一方、三木田さんは初めての開催で、想像を上回る手応えと満足感を得た。

「集客的なところで時間も手法も限られていたなかで、これだけの人が来てくれました。野球に限らずですけど、外で気軽に遊ぶことから、一歩踏み込んだ場の需要はすごくあるなと思いました」

開催にあたっての経費だが、グラウンド代は小学生対象のため無料、道具も近隣の高校などから借りることができたため、ほぼかかっていないという。

今後の展開は未定だが、3つの方向性があると三木田さんは考えている。

(1)近隣の野球連盟と協力し、地元の高校生や中学生にも協力を仰ぎ、大きい球場を借りて100人規模の参加者で開催。企業の協賛を得て、スタッフの交通費などにあてる(※今回は全員が完全ボランティアで参加)

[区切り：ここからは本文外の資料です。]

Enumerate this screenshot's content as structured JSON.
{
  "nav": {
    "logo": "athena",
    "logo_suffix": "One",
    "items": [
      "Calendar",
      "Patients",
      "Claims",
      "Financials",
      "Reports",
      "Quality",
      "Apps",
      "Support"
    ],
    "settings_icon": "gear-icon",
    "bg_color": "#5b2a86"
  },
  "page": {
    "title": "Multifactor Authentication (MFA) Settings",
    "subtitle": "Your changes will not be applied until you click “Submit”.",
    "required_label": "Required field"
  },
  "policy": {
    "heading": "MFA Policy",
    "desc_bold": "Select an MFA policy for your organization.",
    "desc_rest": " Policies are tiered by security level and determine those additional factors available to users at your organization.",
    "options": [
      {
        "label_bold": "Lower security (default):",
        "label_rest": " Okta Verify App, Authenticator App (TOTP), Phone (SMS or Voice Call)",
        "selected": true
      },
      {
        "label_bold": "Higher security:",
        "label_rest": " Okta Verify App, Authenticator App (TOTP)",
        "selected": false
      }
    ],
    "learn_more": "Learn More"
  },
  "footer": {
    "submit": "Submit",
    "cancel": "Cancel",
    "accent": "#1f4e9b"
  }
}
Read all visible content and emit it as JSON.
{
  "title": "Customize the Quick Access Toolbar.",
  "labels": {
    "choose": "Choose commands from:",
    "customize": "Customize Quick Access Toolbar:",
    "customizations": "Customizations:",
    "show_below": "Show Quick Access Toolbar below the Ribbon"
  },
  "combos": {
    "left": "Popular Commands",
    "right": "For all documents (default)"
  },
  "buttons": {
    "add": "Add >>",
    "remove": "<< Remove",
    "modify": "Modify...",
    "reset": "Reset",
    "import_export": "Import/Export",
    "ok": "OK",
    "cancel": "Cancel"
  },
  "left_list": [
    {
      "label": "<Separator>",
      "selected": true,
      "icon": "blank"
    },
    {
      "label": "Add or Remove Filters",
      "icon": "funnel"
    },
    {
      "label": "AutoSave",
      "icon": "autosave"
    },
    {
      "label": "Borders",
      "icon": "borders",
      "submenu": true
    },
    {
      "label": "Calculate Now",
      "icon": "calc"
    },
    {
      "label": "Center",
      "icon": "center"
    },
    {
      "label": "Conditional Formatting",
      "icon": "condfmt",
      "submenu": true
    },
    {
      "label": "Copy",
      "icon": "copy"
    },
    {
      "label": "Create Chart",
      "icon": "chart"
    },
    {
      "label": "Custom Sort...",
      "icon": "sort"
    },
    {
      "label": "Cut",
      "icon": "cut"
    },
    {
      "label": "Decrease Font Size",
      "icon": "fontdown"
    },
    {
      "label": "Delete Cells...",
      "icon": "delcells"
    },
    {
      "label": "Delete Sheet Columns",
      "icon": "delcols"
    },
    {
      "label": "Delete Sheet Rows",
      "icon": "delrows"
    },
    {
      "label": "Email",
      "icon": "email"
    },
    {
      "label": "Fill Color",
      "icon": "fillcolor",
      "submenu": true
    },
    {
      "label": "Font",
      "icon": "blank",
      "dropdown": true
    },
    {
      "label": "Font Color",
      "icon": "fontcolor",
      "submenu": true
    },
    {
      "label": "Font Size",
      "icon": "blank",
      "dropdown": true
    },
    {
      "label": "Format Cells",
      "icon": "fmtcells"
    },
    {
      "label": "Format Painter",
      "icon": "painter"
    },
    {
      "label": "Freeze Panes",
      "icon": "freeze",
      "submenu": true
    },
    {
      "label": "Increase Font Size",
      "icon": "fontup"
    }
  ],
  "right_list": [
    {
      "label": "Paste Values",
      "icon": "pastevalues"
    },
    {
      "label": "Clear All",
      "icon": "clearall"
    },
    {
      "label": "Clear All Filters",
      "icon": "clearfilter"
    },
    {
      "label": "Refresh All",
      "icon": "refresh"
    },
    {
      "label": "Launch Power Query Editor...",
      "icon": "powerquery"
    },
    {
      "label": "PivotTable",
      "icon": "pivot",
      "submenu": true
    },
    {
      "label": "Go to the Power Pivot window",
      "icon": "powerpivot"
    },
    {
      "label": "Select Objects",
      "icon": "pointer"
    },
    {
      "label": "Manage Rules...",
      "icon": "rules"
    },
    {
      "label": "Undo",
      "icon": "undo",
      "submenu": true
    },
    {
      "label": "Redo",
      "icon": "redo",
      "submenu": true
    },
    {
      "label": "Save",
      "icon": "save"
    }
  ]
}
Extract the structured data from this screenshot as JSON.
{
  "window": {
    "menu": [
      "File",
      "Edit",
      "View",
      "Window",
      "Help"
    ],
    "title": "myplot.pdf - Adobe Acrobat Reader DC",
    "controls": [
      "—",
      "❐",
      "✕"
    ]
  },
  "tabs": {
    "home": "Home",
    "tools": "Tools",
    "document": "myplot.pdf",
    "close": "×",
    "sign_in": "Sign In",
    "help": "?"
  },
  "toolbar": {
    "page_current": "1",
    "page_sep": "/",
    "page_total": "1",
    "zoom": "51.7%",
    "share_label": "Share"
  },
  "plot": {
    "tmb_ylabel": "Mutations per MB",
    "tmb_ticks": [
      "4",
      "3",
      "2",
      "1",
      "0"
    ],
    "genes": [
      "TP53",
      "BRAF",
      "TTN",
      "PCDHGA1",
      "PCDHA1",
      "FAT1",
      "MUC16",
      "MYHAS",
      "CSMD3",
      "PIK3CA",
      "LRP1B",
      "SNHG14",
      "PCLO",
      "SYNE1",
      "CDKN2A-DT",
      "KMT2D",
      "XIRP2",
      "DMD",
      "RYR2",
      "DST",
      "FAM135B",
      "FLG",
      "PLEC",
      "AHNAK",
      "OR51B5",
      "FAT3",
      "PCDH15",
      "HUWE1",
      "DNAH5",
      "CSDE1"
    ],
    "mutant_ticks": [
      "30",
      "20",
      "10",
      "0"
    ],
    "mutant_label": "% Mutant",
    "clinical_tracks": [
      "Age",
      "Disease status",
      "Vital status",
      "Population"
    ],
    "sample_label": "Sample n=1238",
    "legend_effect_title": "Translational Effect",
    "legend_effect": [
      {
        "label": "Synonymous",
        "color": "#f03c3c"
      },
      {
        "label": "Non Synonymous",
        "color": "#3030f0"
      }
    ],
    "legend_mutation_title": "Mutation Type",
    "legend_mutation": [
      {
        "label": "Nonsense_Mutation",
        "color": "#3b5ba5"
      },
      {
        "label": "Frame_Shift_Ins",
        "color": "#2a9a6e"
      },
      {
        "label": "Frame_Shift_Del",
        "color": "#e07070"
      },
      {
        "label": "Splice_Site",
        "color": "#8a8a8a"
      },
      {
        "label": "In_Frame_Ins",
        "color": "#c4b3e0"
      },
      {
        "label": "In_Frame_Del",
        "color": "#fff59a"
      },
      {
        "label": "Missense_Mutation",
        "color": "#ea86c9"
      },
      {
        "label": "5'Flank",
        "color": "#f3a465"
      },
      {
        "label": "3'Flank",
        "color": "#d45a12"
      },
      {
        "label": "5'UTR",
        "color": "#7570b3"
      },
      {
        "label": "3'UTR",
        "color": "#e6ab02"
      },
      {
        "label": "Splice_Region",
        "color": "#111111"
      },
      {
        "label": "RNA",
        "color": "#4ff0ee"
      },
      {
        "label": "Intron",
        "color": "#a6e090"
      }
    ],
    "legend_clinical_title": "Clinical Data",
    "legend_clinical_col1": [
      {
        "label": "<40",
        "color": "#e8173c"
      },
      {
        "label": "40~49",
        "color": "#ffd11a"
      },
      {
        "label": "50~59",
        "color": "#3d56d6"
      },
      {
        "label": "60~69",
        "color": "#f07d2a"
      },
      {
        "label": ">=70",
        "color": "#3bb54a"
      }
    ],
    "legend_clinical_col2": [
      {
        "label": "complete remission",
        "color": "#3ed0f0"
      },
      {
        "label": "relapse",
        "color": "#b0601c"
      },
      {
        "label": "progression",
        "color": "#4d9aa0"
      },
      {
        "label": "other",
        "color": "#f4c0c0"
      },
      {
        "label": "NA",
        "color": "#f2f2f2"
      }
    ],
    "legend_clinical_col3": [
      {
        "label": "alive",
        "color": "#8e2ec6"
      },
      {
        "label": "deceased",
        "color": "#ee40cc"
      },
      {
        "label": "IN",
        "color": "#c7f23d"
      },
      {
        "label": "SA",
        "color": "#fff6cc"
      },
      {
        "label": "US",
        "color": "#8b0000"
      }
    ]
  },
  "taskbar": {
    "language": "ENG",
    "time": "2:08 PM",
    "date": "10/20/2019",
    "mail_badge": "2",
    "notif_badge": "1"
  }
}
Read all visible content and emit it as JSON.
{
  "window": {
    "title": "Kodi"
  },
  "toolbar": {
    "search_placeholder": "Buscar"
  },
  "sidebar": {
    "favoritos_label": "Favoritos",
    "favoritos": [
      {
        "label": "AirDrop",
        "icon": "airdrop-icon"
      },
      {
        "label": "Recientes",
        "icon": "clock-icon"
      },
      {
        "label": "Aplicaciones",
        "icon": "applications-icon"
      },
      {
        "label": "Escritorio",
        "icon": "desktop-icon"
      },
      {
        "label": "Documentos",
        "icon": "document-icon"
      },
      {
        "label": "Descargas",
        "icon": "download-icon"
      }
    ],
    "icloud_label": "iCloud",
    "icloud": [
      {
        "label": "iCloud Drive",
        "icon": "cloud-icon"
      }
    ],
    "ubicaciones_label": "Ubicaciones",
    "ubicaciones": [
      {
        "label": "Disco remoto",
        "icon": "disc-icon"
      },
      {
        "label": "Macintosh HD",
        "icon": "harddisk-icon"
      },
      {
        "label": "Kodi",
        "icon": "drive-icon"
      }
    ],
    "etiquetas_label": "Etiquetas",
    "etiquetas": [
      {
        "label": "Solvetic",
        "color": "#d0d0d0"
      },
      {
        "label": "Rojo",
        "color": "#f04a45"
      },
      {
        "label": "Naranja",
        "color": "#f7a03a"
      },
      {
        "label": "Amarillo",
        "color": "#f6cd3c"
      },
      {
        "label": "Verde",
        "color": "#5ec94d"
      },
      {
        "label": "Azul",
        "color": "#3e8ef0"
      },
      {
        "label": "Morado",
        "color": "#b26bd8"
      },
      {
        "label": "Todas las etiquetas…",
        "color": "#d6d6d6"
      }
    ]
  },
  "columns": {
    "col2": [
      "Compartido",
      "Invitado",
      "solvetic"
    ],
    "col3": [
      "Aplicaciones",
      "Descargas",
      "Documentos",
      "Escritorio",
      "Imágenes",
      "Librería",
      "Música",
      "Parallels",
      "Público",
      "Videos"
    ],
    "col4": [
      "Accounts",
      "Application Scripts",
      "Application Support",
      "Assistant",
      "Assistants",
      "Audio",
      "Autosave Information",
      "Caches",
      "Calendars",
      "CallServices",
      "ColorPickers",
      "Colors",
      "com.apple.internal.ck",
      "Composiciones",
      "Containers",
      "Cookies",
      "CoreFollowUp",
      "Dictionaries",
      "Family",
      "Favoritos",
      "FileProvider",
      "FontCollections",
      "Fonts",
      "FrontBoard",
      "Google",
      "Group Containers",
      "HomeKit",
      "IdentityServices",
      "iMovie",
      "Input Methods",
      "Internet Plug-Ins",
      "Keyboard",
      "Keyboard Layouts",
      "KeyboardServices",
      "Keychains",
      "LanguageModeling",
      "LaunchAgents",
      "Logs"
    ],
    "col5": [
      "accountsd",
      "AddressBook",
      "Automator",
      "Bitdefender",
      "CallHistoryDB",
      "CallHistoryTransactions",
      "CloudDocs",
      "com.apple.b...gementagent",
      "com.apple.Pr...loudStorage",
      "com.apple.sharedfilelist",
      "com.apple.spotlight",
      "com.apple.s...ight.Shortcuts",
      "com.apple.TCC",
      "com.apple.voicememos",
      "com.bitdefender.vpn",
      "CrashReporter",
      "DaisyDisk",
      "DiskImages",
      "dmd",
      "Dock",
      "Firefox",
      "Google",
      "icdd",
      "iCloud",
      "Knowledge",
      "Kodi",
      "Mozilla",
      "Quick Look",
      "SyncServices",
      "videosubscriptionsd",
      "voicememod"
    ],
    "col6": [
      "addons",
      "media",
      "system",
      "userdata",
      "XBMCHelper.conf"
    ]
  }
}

(2)1回目と同程度の規模で、ひたちなか市の周辺地域で開催

(3)参加者から会費をもらい、スクールのような形で継続的に開催

野球を含め、体を動かして遊びたいという子どもたちや保護者の重要はたくさんある。それが体感としてわかっただけでも、今回の企画は大成功と言えるだろう。

その需要を野球界としてどう掘り起こしていくか。個人の好意に依存しすぎず、業界として取り組んでいくことが重要になる。